Despite the fact that they rely heavily on Google and Facebook, advertisers in particular are increasingly vocal about these companies’ shortcomings and have started showing a willingness to put their money where their mouths are. For example, a little over a year ago, Google-owned YouTube was the subject of a temporary mass advertiser boycott after it came to light that ads from top brands were being displayed alongside extremist content.
Both Google and Facebook have taken steps to placate the advertisers that fill their corporate coffers with cash but many advertisers still aren’t satisfied that the efforts are bearing enough fruit quickly enough.

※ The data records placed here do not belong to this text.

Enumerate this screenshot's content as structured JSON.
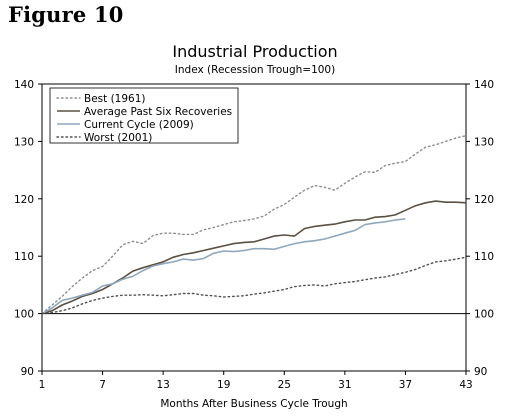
{
  "figure_label": "Figure 10",
  "chart_data": {
    "type": "line",
    "title": "Industrial Production",
    "subtitle": "Index (Recession Trough=100)",
    "xlabel": "Months After Business Cycle Trough",
    "ylabel": "",
    "xlim": [
      1,
      43
    ],
    "ylim": [
      90,
      140
    ],
    "xticks": [
      1,
      7,
      13,
      19,
      25,
      31,
      37,
      43
    ],
    "yticks": [
      90,
      100,
      110,
      120,
      130,
      140
    ],
    "grid": false,
    "reference_line": 100,
    "legend_position": "top-left",
    "series": [
      {
        "name": "Best (1961)",
        "color": "#8c8c8c",
        "style": "dotted",
        "x": [
          1,
          2,
          3,
          4,
          5,
          6,
          7,
          8,
          9,
          10,
          11,
          12,
          13,
          14,
          15,
          16,
          17,
          18,
          19,
          20,
          21,
          22,
          23,
          24,
          25,
          26,
          27,
          28,
          29,
          30,
          31,
          32,
          33,
          34,
          35,
          36,
          37,
          38,
          39,
          40,
          41,
          42,
          43
        ],
        "values": [
          100,
          101.5,
          103,
          104.7,
          106.2,
          107.5,
          108.2,
          110,
          112,
          112.6,
          112.2,
          113.6,
          114,
          114,
          113.8,
          113.8,
          114.6,
          115,
          115.5,
          116,
          116.2,
          116.5,
          117,
          118.2,
          119,
          120.3,
          121.5,
          122.3,
          122,
          121.5,
          122.7,
          123.8,
          124.7,
          124.6,
          125.8,
          126.2,
          126.5,
          127.8,
          129,
          129.4,
          130,
          130.6,
          131
        ]
      },
      {
        "name": "Average Past Six Recoveries",
        "color": "#5a5043",
        "style": "solid",
        "x": [
          1,
          2,
          3,
          4,
          5,
          6,
          7,
          8,
          9,
          10,
          11,
          12,
          13,
          14,
          15,
          16,
          17,
          18,
          19,
          20,
          21,
          22,
          23,
          24,
          25,
          26,
          27,
          28,
          29,
          30,
          31,
          32,
          33,
          34,
          35,
          36,
          37,
          38,
          39,
          40,
          41,
          42,
          43
        ],
        "values": [
          100,
          100.5,
          101.5,
          102.2,
          103,
          103.5,
          104.2,
          105.2,
          106.2,
          107.4,
          108,
          108.5,
          109,
          109.8,
          110.3,
          110.6,
          111,
          111.4,
          111.8,
          112.2,
          112.4,
          112.5,
          113,
          113.5,
          113.7,
          113.5,
          114.8,
          115.2,
          115.4,
          115.6,
          116,
          116.3,
          116.3,
          116.8,
          116.9,
          117.2,
          118,
          118.8,
          119.3,
          119.6,
          119.4,
          119.4,
          119.3
        ]
      },
      {
        "name": "Current Cycle (2009)",
        "color": "#8fa7bd",
        "style": "solid",
        "x": [
          1,
          2,
          3,
          4,
          5,
          6,
          7,
          8,
          9,
          10,
          11,
          12,
          13,
          14,
          15,
          16,
          17,
          18,
          19,
          20,
          21,
          22,
          23,
          24,
          25,
          26,
          27,
          28,
          29,
          30,
          31,
          32,
          33,
          34,
          35,
          36,
          37
        ],
        "values": [
          100,
          101,
          102.3,
          102.7,
          103.2,
          103.7,
          104.8,
          105.2,
          106,
          106.5,
          107.5,
          108.3,
          108.7,
          109,
          109.5,
          109.3,
          109.6,
          110.5,
          110.9,
          110.8,
          111,
          111.3,
          111.3,
          111.2,
          111.7,
          112.2,
          112.5,
          112.7,
          113,
          113.5,
          114,
          114.5,
          115.5,
          115.8,
          116,
          116.3,
          116.5
        ]
      },
      {
        "name": "Worst (2001)",
        "color": "#505050",
        "style": "dotted",
        "x": [
          1,
          2,
          3,
          4,
          5,
          6,
          7,
          8,
          9,
          10,
          11,
          12,
          13,
          14,
          15,
          16,
          17,
          18,
          19,
          20,
          21,
          22,
          23,
          24,
          25,
          26,
          27,
          28,
          29,
          30,
          31,
          32,
          33,
          34,
          35,
          36,
          37,
          38,
          39,
          40,
          41,
          42,
          43
        ],
        "values": [
          100,
          100.2,
          100.5,
          101,
          101.7,
          102.3,
          102.7,
          103,
          103.2,
          103.2,
          103.3,
          103.2,
          103.1,
          103.3,
          103.5,
          103.5,
          103.2,
          103.1,
          102.9,
          103,
          103.1,
          103.4,
          103.6,
          103.9,
          104.2,
          104.7,
          104.9,
          105,
          104.8,
          105.2,
          105.4,
          105.6,
          105.9,
          106.2,
          106.4,
          106.8,
          107.2,
          107.7,
          108.4,
          109,
          109.2,
          109.5,
          109.8
        ]
      }
    ]
  }
}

Case in point: at the Interactive Advertising Bureau (IAB) annual leadership meeting held in Palm Desert, California this week, Keith Weed, the CMO for Unilever, issued a blunt warning to Google and Facebook: clean up your act or we will stop sending you our ad dollars.
“We cannot have an environment where our consumers don’t trust what they see online,” he told attendees. “We cannot continue to prop up a digital supply chain-one that delivers over a quarter of our advertising to our consumers-which at times is little better than a swamp in terms of its transparency.”
He elaborated:
Consumers don’t care about third party verification. They do care about fraudulent practice, fake news, and Russians influencing the US election. They don’t care about good value for advertisers. But they do care when they see their brands being placed next to ads funding terror, or exploiting children. They don’t care about sophisticated data usage or ad targeting via complex algorithms, but they do care about not seeing the same ad 100 times a day. They don’t care about ad fraud, but they do care about their data being misused and stolen.
Unilever, of course, is the second largest advertiser in the world, so when its CMO speaks, companies that rely on ad dollars listen. With Google and Facebook being the recipients of nearly three quarters of digital ad spend in the U.S., nobody has a greater incentive to listen than they do.
And they would be wise to listen because there is no doubt that they have room to improve. For instance, the recent drama with YouTube star Logan Paul raises questions about how Google polices its most prominent content creators. Paul came under fire after he posted a grotesque and disturbing video filmed in Japan’s “suicide forest.” Google-owned YouTube removed Paul from its Google Preferred program, which offers top creators access to the best advertisers and guaranteed placements.
But not a month later, Paul was in hot water again for posting more disturbing videos, including one in which he shocked a rat with a Taser. In response, YouTube declared that his content was “unsuitable for brands” and demonetized his channel, a move that could cost Paul an estimated $1.2m a month while the demonetization remains in effect. But according to YouTube CEO Susan Wojcicki, Paul’s disturbing behavior doesn’t warrant a total ban from the popular video platform.
The situation with Paul, who has 15m subscribers and is one of YouTube’s biggest homegrown stars, highlights just how significant the challenges Google and Facebook face are. After all, if Google struggles with one of its most prominent content creators, how could it ever deal with the countless small fish in Weed’s so-called “swamp”?
So what is an advertiser like Unilever to do?
Is it inevitably going to find itself having to cut ties with Google and Facebook, or will it be forced to back down?
Part of the problem advertisers face with Google and Facebook is that their services are underpinned by content they don’t produce or own. Google the search engine scours the web and uses algorithms to determine how it should be delivered to users when they perform searches. Algorithms will never be perfect and human intervention won’t always be either.
Google-owned YouTube is a video platform that allows anybody to upload and publish videos they have created and Facebook is a social network with well over a billion active users, all of whom can pretty much post whatever content they want to their accounts.
While this doesn’t mean that Google and Facebook shouldn’t and can’t do anything about the content present on their services – they should and can – Google and Facebook aren’t newspapers or television channels either.
Unlike newspapers, which have a limited number of pages, and television channels, which have a limited number of programming hours, there’s almost no physical limit to how much content Google and Facebook can handle and make available to the world. But there are physical limits to how much moderation and curation they can perform.
Advertisers, it would seem, have lost sight of that.
Despite the known risks of advertising against user-generated content – risks that were widely discussed years ago when the ad offerings of Facebook and YouTube were in their infancy – companies like Unilever voted with their wallets. Consumers embraced platforms dependent on user-generated content and advertisers followed them. Today, brands spend tens of billions of dollars a year buying ad inventory associated in some way with user-generated content.
While advertisers can pull back – P&G, for instance, cut $100m from its digital ad budget – the reality is there’s no turning back. Google and Facebook are for all intents and purposes digital advertising and advertisers can only shift so much spend around them. While threats make for good headlines, advertisers are likely to find that threats do little to address the problems they’re concerned about.
Instead, if they want to clean up the swamp they largely funded, advertisers are going to have to get their hands dirty too.